Si fue Bill Shankly, el mítico entrenador del Liverpool, quien pronunció la famosa frase – “El fútbol no es una cuestión de vida o muerte; es mucho más importante que eso”–, aprovecho la ocasión porque viene al pelo y parafraseo: “Para Ignacio Aranguren, el teatro no es una cuestión de vida o muerte, es algo pero que mucho más importante”. Y tanto que sí. Se ha tomado esto del teatro tan “excesivamente” a pecho, como si le fuera la vida en ello, porque en verdad le iba, que no ha dejado pasar la oportunidad de darse de bruces contra todo y contra todos en defensa de su idea, de su proyecto, de su trabajo, de sus chavales. El teatro ha sido y es su vida. Y la vida se sobrelleva entre “momenticos” como los nervios del estreno, los aplausos rendidos o el Premio que ahora toca y disgustos que quizá no merecería o quizá sí, porque todo, lo bueno y lo malo, se lo ha ganado a pulso, afrontándolo un tanto resignado, como sabiendo que tampoco podían ser las cosas de otra manera debido a ese carácter suyo orgulloso –con motivo–, insobornable y cabezota, que no sé si es propio de los de Aibar o distintivo del espécimen navarro en general.

Sé de lo que hablo porque sufrí en su día alguna de sus peloteras por temas de críticas y de jurados, que no fue sonada porque tiene entre sus muchas virtudes la elegancia y la discreción. Desencuentro, conviene subrayarlo, que estaba condenado a diluirse casi tan rápido como el teatro de Echegaray sobre los escenarios porque, en artes escénicas, nada más echarse el telón, todo queda atrás y se está a lo que toca, que es el siguiente proyecto. Y porque es imposible no rendirse ante la seriedad, rigor y constancia con la que ha afrontado su propuesta pedagógica, el exhaustivo conocimiento del repertorio y su sabiduría para representar cada obra en su contexto y con sus claves distintivas, y la meticulosidad con que ha trabajado todos los aspectos de la puesta en escena, desde la interpretación a la escenografía, iluminación o vestuario.
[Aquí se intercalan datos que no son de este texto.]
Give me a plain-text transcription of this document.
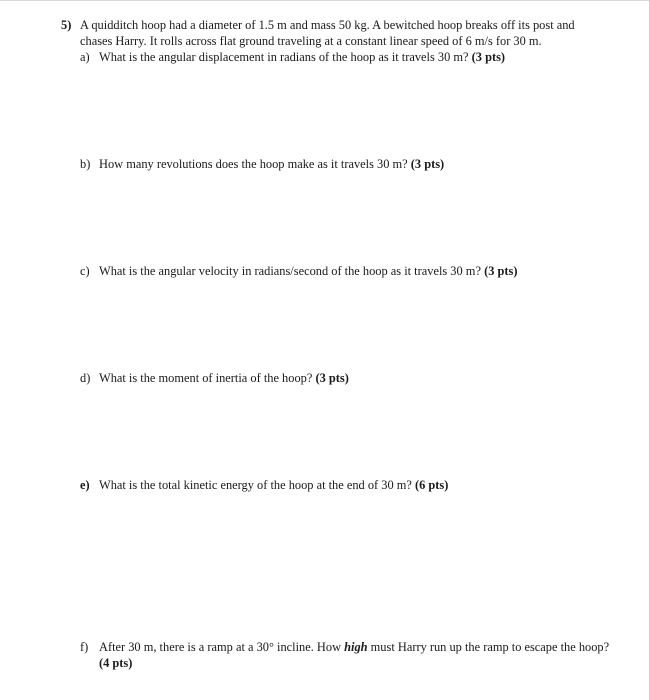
5) A quidditch hoop had a diameter of 1.5 m and mass 50 kg. A bewitched hoop breaks off its post and chases Harry. It rolls across flat ground traveling at a constant linear speed of 6 m/s for 30 m.

a) What is the angular displacement in radians of the hoop as it travels 30 m? (3 pts)
b) How many revolutions does the hoop make as it travels 30 m? (3 pts)
c) What is the angular velocity in radians/second of the hoop as it travels 30 m? (3 pts)
d) What is the moment of inertia of the hoop? (3 pts)
e) What is the total kinetic energy of the hoop at the end of 30 m? (6 pts)
f) After 30 m, there is a ramp at a 30° incline. How high must Harry run up the ramp to escape the hoop?
(4 pts)
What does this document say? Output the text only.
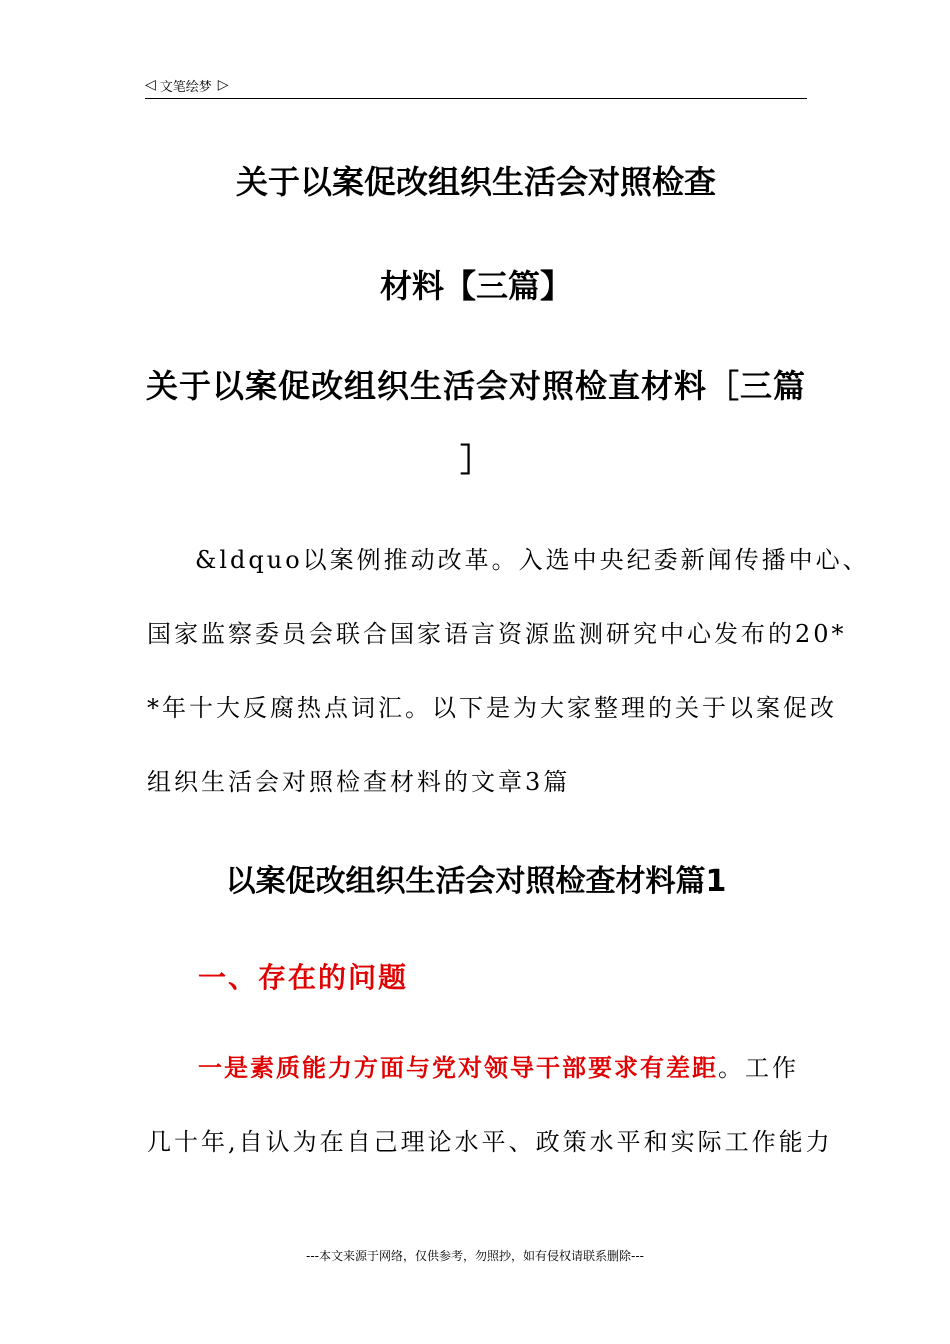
◁ 文笔绘梦 ▷
关于以案促改组织生活会对照检查
材料【三篇】
关于以案促改组织生活会对照检直材料［三篇
］
&ldquo以案例推动改革。入选中央纪委新闻传播中心、
国家监察委员会联合国家语言资源监测研究中心发布的20*
*年十大反腐热点词汇。以下是为大家整理的关于以案促改
组织生活会对照检查材料的文章3篇
以案促改组织生活会对照检查材料篇1
一、存在的问题
一是素质能力方面与党对领导干部要求有差距。工作
几十年,自认为在自己理论水平、政策水平和实际工作能力
---本文来源于网络，仅供参考，勿照抄，如有侵权请联系删除---
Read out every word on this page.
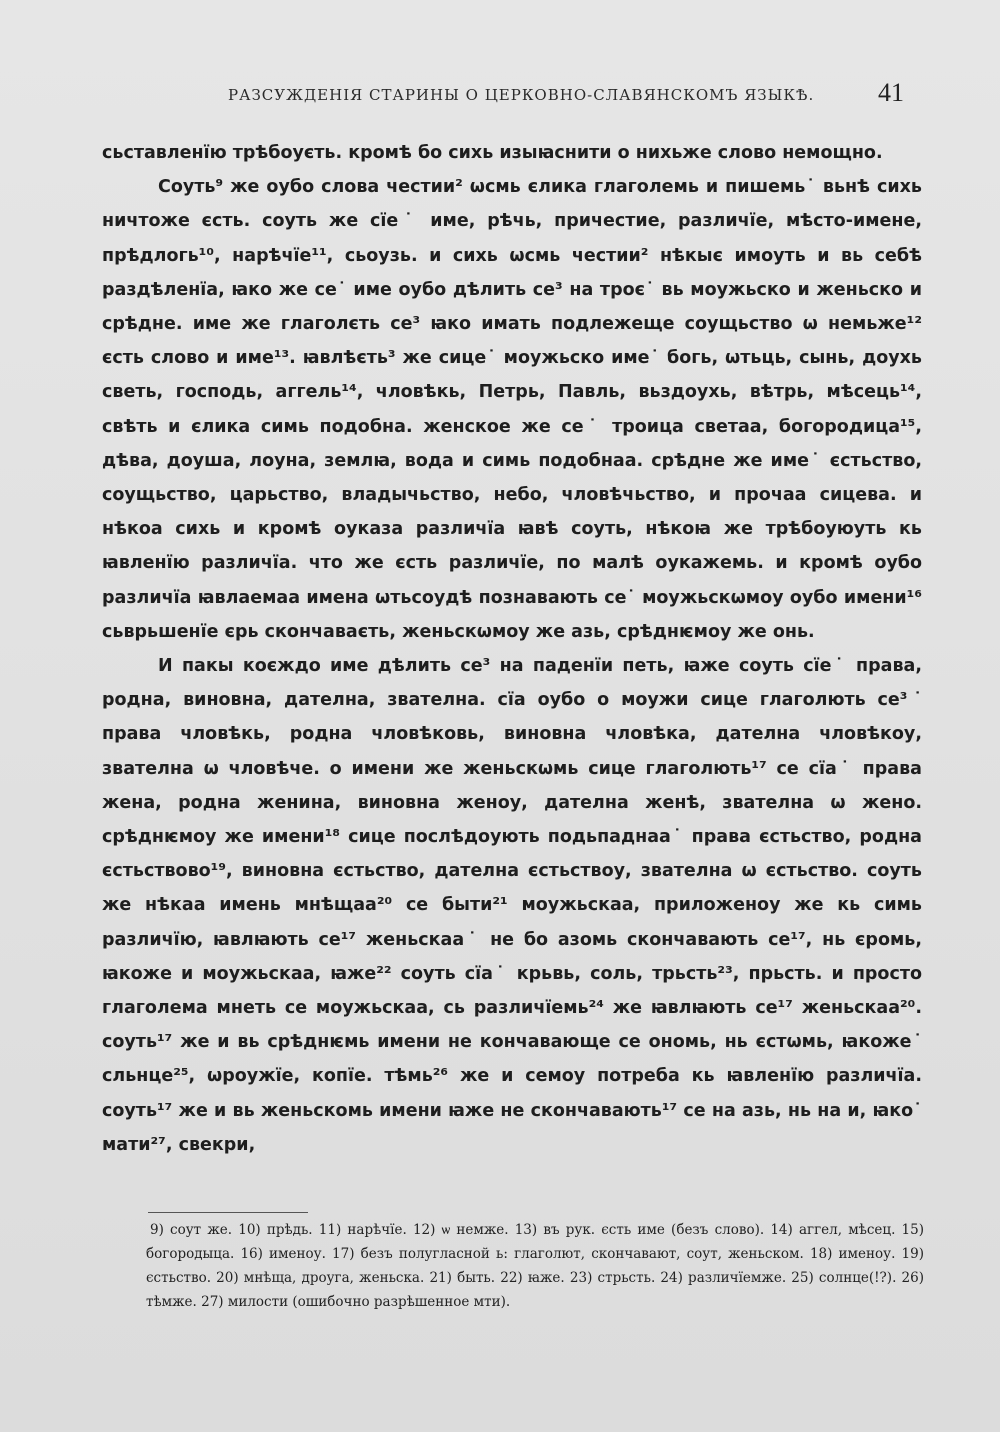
РАЗСУЖДЕНІЯ СТАРИНЫ О ЦЕРКОВНО-СЛАВЯНСКОМЪ ЯЗЫКѢ. 41

сьставленїю трѣбоуєть. кромѣ бо сихь изыꙗснити о нихьже слово немощно.

Соуть⁹ же оубо слова честии² ѡсмь єлика глаголемь и пишемь˙ вьнѣ сихь ничтоже єсть. соуть же сїе˙ име, рѣчь, причестие, различїе, мѣсто-имене, прѣдлогь¹⁰, нарѣчїе¹¹, сьоузь. и сихь ѡсмь честии² нѣкыє имоуть и вь себѣ раздѣленїа, ꙗко же се˙ име оубо дѣлить се³ на троє˙ вь моужьско и женьско и срѣдне. име же глаголєть се³ ꙗко имать подлежеще соущьство ѡ немьже¹² єсть слово и име¹³. ꙗвлѣєть³ же сице˙ моужьско име˙ богь, ѡтьць, сынь, доухь светь, господь, аггель¹⁴, чловѣкь, Петрь, Павль, вьздоухь, вѣтрь, мѣсець¹⁴, свѣть и єлика симь подобна. женское же се˙ троица светаа, богородица¹⁵, дѣва, доуша, лоуна, землꙗ, вода и симь подобнаа. срѣдне же име˙ єстьство, соущьство, царьство, владычьство, небо, чловѣчьство, и прочаа сицева. и нѣкоа сихь и кромѣ оуказа различїа ꙗвѣ соуть, нѣкоꙗ же трѣбоуюуть кь ꙗвленїю различїа. что же єсть различїе, по малѣ оукажемь. и кромѣ оубо различїа ꙗвлаемаа имена ѡтьсоудѣ познавають се˙ моужьскѡмоу оубо имени¹⁶ сьврьшенїе єрь скончаваєть, женьскѡмоу же азь, срѣднѥмоу же онь.

И пакы коєждо име дѣлить се³ на паденїи петь, ꙗже соуть сїе˙ права, родна, виновна, дателна, звателна. сїа оубо о моужи сице глаголють се³˙ права чловѣкь, родна чловѣковь, виновна чловѣка, дателна чловѣкоу, звателна ѡ чловѣче. о имени же женьскѡмь сице глаголють¹⁷ се сїа˙ права жена, родна женина, виновна женоу, дателна женѣ, звателна ѡ жено. срѣднѥмоу же имени¹⁸ сице послѣдоують подьпаднаа˙ права єстьство, родна єстьствово¹⁹, виновна єстьство, дателна єстьствоу, звателна ѡ єстьство. соуть же нѣкаа имень мнѣщаа²⁰ се быти²¹ моужьскаа, приложеноу же кь симь различїю, ꙗвлꙗють се¹⁷ женьскаа˙ не бо азомь скончавають се¹⁷, нь єромь, ꙗкоже и моужьскаа, ꙗже²² соуть сїа˙ крьвь, соль, трьсть²³, прьсть. и просто глаголема мнеть се моужьскаа, сь различїемь²⁴ же ꙗвлꙗють се¹⁷ женьскаа²⁰. соуть¹⁷ же и вь срѣднѥмь имени не кончавающе се ономь, нь єстѡмь, ꙗкоже˙ сльнце²⁵, ѡроужїе, копїе. тѣмь²⁶ же и семоу потреба кь ꙗвленїю различїа. соуть¹⁷ же и вь женьскомь имени ꙗже не скончавають¹⁷ се на азь, нь на и, ꙗко˙ мати²⁷, свекри,

9) соут же. 10) прѣдь. 11) нарѣчїе. 12) ѡ немже. 13) въ рук. єсть име (безъ слово). 14) аггел, мѣсец. 15) богородыца. 16) именоу. 17) безъ полугласной ь: глаголют, скончавают, соут, женьском. 18) именоу. 19) єстьство. 20) мнѣща, дроуга, женьска. 21) быть. 22) ꙗже. 23) стрьсть. 24) различїемже. 25) солнце(!?). 26) тѣмже. 27) милости (ошибочно разрѣшенное мти).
También sé lo que me digo. He seguido su labor siendo bachiller imberbe de un taller teatral colegial rival, en el patio de butacas como espectador envidioso de sus montajes espléndidos, como periodista puntilloso, crítico o gestor cultural, incluso adaptador de un montaje frustrado y, finalmente, este mismo año, como conmilitón en un proyecto, el homenaje al teatro de Patxi Larrainzar, que hemos rematado a conciencia. Tirado el anzuelo, lo mordió gustoso y, muy propio de él, se merendó la caña, el cesto y medio ribazo. Pude por fin verlo trabajar desde dentro y discutir –con lo que nos gusta– cada matiz, negociar una a una las replicas y pelear cada corte. De tú a tú, vehementes ambos aunque derrotado yo de antemano ante la autoritas que emana de su experiencia y de su ejemplo: negocia arremangado y dando el callo. Como si le fuera la vida en ello.

El teatro necesita defensores apasionados como Ignacio. De ahí la alegría por el galardón, que con su persona cambia de paradigma, pues no es un artista de relumbrón quien lo recoge sino un sembrador de vocaciones, que está muy bien, y sobre todo de públicos, que es de lo que de verdad andamos necesitados. Un espejo en el que debieran mirarse quienes neciamente creen que la profesionalidad viene definida por la nómina y no por una manera de ser, estar y trabajar y por un carisma como el que Aranguren posee y que ningún IAE, ni Salamanca, pueden dar ni prestar.

Por Víctor Iriarte. Publicado en Diario de Noticias de Navarra el domingo 22 de mayo de 2016.